A vulnerability in the update mechanism for the wireless networks operated by GoPro cameras has allowed a security researcher to easily harvest over a 1,000 login credentials (including his own).
The popular rugged, wearable cameras can be controlled via an app, but in order to do so the user has to connect to the camera’s Wi-Fi network.
Israel-based infosec expert Ilya Chernyakov discovered the flaw when he had to access the network of a friend’s camera, but the friend forgot the login credentials.
“In order to reset your Wi-Fi settings you need to follow the directions on the GoPro website. It is pretty simple procedure, with Next -> Next -> Finish that ends up with a link, to a zip file. When you download this file, you get a zip archive which you supposed to copy to a SD card, put it in your GoPro and reboot the camera,” he explained in a blog post.
After going through this process, he received the zip archive, and in it he found a file that contained the desired settings for the camera, including the network’s login credentials in plain text.
But the download link for the zip archive revealed more than it should:
The number contained in it, which identifies this particular camera, can be easily changed, and the new URL will lead to other zip archives, containing plain-text login credentials for Wi-Fi networks of other cameras in use around the world.
Chernyakov tested the attack with the help of a Python script, downloaded a thousand of these archive files, and compiled a list of Wi-Fi names and passwords.
He didn’t do it to attack users. “It takes time driving around snowboarders and divers, looking fro a Wi-Fi networks of the GoPro cameras,” he noted, effectively explaining the limits of such an attack.
But a list like the one he compiled – or a more extensive one – could be used by attackers to brute-force their way into other networks or online services.

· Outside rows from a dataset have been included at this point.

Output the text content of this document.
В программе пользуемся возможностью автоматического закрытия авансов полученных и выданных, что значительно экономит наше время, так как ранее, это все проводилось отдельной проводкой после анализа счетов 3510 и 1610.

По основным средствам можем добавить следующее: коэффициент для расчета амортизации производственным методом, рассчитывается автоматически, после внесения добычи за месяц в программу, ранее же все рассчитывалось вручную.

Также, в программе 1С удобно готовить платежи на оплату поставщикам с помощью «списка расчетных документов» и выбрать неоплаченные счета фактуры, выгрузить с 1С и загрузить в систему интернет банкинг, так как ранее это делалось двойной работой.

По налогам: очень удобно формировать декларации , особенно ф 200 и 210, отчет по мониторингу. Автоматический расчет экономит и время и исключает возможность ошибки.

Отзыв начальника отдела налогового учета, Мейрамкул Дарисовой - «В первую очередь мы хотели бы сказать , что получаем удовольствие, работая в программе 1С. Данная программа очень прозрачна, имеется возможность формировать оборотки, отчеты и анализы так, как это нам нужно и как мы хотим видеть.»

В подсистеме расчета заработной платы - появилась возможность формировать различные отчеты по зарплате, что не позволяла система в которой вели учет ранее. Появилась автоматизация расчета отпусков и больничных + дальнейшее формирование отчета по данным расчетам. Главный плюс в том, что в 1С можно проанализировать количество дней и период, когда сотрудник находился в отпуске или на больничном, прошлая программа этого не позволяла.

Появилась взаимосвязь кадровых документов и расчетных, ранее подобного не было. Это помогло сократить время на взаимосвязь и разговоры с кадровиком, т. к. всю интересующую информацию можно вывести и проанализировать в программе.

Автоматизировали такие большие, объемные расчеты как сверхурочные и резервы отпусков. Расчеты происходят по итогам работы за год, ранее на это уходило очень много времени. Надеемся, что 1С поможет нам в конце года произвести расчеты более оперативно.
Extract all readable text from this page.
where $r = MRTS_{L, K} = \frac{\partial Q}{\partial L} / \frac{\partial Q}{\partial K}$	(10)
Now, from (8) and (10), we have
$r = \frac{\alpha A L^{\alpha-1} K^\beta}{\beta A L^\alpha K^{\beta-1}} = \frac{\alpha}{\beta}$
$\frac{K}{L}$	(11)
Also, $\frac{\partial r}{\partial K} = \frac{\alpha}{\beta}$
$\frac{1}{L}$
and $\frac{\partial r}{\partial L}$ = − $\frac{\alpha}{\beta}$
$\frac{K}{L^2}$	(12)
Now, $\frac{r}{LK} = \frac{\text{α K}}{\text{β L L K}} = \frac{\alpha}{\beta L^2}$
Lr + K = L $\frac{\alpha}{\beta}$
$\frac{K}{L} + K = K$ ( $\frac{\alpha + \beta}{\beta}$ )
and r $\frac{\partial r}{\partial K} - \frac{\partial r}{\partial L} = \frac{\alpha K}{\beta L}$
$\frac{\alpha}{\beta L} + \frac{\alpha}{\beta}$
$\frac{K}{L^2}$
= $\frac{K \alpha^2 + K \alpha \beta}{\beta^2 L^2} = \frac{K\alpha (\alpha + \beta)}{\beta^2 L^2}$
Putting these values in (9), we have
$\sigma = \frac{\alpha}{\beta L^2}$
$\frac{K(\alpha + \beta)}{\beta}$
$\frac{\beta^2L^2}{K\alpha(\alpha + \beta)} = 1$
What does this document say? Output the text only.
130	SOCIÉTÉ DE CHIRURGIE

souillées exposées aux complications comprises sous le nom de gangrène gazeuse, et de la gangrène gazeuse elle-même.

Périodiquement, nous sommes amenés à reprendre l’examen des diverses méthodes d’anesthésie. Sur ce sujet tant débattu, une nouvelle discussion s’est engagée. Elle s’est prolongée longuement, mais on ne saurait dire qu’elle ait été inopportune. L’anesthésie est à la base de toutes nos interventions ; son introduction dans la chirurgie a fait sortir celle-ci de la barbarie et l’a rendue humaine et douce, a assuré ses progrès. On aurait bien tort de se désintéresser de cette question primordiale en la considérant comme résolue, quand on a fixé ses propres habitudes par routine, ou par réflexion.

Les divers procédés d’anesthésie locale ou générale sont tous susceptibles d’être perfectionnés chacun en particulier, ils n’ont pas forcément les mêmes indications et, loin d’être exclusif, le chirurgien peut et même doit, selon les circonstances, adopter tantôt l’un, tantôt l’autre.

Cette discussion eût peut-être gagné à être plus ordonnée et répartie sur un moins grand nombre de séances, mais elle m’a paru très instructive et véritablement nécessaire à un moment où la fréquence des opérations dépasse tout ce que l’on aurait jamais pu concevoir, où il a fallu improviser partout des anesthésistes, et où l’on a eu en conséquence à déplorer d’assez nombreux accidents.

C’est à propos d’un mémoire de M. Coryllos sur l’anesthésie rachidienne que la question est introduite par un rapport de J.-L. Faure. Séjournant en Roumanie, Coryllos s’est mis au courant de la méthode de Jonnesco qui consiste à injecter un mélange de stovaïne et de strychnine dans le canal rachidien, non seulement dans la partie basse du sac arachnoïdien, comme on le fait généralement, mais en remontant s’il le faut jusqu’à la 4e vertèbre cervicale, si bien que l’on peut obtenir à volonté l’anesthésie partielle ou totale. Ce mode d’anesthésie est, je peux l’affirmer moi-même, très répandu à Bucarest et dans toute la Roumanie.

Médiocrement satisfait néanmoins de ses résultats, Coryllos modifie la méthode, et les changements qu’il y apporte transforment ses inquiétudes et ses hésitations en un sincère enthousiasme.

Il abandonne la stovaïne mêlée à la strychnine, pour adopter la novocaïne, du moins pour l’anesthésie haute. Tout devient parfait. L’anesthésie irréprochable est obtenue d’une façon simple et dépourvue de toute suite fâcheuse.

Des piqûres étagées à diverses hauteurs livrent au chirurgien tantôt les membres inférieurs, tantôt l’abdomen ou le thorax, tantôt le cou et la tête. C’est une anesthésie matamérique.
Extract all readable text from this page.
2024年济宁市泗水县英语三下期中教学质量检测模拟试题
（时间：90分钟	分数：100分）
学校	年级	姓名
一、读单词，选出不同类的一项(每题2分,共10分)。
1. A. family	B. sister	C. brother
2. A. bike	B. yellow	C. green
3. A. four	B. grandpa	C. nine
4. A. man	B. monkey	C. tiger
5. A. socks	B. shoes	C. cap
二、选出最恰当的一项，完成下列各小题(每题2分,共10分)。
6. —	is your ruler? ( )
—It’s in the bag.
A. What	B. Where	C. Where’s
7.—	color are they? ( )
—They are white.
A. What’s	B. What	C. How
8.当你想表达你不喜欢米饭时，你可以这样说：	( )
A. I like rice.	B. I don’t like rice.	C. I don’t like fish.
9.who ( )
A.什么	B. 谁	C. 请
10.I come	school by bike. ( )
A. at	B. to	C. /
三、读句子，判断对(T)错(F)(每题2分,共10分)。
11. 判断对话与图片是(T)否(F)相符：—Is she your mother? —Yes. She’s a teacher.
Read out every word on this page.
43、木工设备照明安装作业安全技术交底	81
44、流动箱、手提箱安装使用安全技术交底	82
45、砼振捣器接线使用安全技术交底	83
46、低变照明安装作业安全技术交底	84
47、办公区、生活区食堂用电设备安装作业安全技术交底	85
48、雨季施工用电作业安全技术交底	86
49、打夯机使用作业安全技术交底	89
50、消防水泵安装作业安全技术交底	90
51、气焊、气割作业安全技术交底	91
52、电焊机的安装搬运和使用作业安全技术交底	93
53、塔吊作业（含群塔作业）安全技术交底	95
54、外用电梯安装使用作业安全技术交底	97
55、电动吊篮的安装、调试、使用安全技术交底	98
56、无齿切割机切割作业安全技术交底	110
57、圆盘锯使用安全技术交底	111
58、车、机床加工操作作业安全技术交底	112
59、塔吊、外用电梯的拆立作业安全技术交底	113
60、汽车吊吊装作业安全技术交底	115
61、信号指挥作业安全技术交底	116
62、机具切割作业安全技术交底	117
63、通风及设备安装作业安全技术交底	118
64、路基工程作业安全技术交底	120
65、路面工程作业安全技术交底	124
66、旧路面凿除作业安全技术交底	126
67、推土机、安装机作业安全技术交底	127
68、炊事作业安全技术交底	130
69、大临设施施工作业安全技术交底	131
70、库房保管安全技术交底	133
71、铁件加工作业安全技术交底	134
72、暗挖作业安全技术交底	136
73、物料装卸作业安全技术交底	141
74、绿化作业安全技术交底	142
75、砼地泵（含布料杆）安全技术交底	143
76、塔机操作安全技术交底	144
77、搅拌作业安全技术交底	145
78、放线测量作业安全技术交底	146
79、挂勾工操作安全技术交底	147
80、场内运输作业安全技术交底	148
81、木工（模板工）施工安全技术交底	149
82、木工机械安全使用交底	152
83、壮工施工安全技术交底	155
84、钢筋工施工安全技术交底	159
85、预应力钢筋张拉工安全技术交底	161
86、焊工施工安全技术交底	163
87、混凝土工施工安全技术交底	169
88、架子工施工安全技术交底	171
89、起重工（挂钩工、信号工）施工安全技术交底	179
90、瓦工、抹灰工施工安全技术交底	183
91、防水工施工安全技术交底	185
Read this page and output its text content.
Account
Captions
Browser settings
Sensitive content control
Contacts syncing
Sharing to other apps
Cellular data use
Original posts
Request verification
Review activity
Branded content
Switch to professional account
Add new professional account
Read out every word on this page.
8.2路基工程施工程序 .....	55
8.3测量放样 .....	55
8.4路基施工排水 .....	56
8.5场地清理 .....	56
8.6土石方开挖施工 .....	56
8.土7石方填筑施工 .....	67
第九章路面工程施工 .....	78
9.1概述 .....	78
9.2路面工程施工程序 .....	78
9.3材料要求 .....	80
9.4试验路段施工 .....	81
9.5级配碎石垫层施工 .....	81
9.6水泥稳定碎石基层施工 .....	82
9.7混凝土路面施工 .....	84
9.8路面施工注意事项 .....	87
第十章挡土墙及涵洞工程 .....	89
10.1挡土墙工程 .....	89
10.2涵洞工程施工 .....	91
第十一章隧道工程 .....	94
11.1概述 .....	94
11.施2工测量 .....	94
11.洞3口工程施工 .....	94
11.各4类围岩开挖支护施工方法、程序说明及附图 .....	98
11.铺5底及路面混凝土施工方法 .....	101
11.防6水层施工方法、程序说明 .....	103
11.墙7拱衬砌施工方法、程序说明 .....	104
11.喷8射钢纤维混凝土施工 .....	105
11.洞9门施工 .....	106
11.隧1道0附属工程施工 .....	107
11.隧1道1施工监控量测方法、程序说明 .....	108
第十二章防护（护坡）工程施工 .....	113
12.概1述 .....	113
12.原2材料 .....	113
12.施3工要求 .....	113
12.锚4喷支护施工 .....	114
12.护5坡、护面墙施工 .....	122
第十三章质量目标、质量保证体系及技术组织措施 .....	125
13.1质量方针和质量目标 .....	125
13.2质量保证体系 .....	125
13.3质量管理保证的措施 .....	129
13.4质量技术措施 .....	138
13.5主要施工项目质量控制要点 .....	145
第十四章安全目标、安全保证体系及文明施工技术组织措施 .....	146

After all, it’s a well known fact that many users re-used their login credentials over and over again.
Chernyakov notified US-CERT of this flaw, and they notified GoPro, so a fix is probably already in the works.
“As a quick mitigation I would consider replacing the number in the URL with a GUID or some other type of random value to make it harder to guess the links,” says Chernyakov, adding that it would be a good idea to delete this kind of data from the server after the user downloads it.